The main reason for their costs being higher is the amount of research required to sign off on the due diligence of these companies; that in itself is where the majority of the additional charges come from.
There is no definition of terms companies use to ascertain where the best companies or funds are for Environmental, Social, Governance (ESG) or Socially Responsible Investment (SRI), green, and ethical; that’s why the costs are slightly higher. So research teams have to dig deep to determine who is good and who does good and look at those considered harmful. Passive funds tend to use this method and have a light approach to green and ethical investing.
The good news is that there are options to reduce investment costs with ESG & SRI thoughts in mind. We can achieve all this with index trackers reflecting an index of companies that have this approach to doing business.
There are also options like Exchange Traded Funds (ETF’s) that could allow you to invest in specific themes, like clean energy, solar energy, or battery production, to name a few.
We would always explain to any client asking our advice on this subject to research and understand what’s underneath the bonnet. Then look to see if there are any companies you disagree with, based on their involvement in areas that are not considered environmentally friendly or generally against your beliefs. For example, some big-name funds, like Vanguard ESG, still have holdings in Shell, BP, Rio Tinto and Diageo.
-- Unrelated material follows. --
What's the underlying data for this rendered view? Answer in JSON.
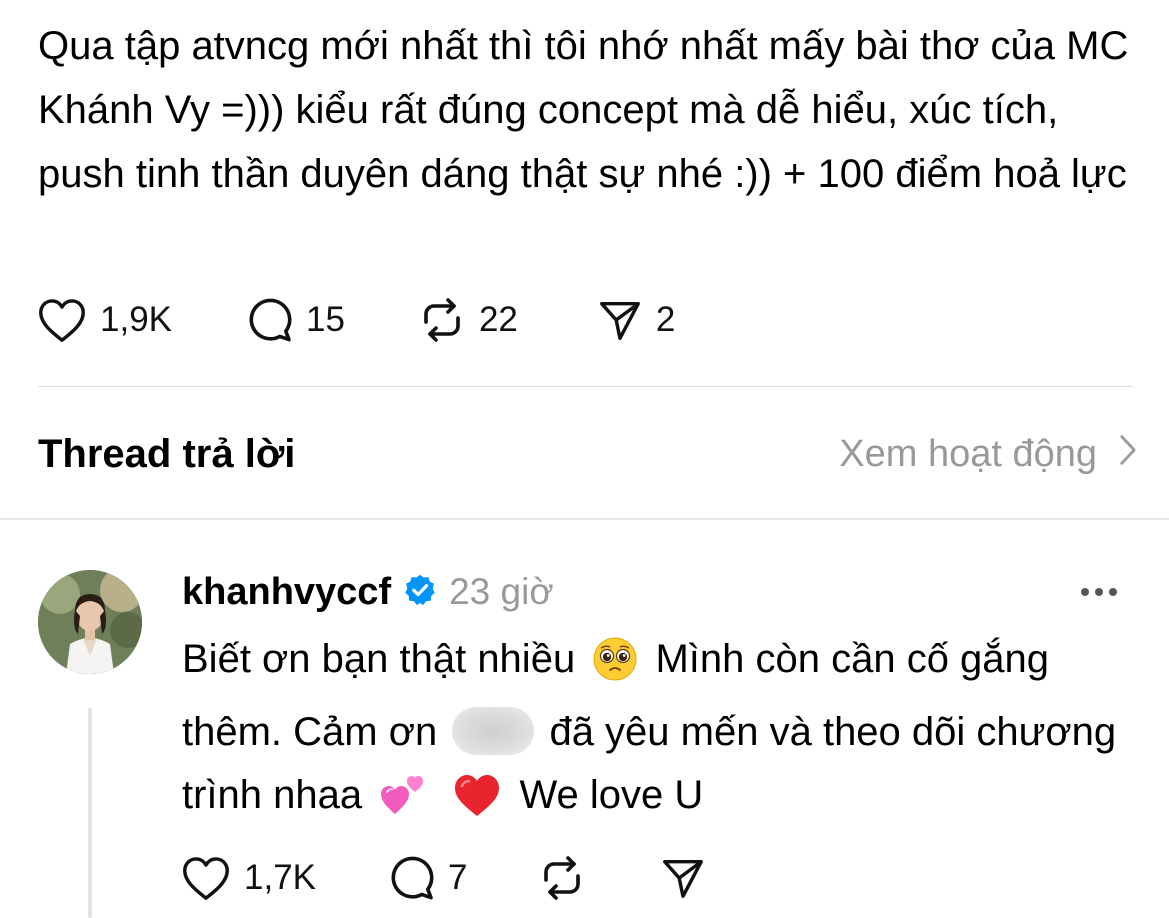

Then look at Blackrock, their ESG based fund invests in Gazprom, China Steel, Chevron and British American Tobacco.
It is not always easy to do the right thing, and we do not have any specific funds on our recommended and approved range. However, due to the arena for these funds constantly changing, we tend to research when asked; that way, we can offer what is best at the time regarding responsible investing.
So do you ever sacrifice your ethics or morals to get a better return on your investments? It takes some planning to get both right, so when talking to Corestone, don’t forget that informed decisions are the best and stay true to your beliefs.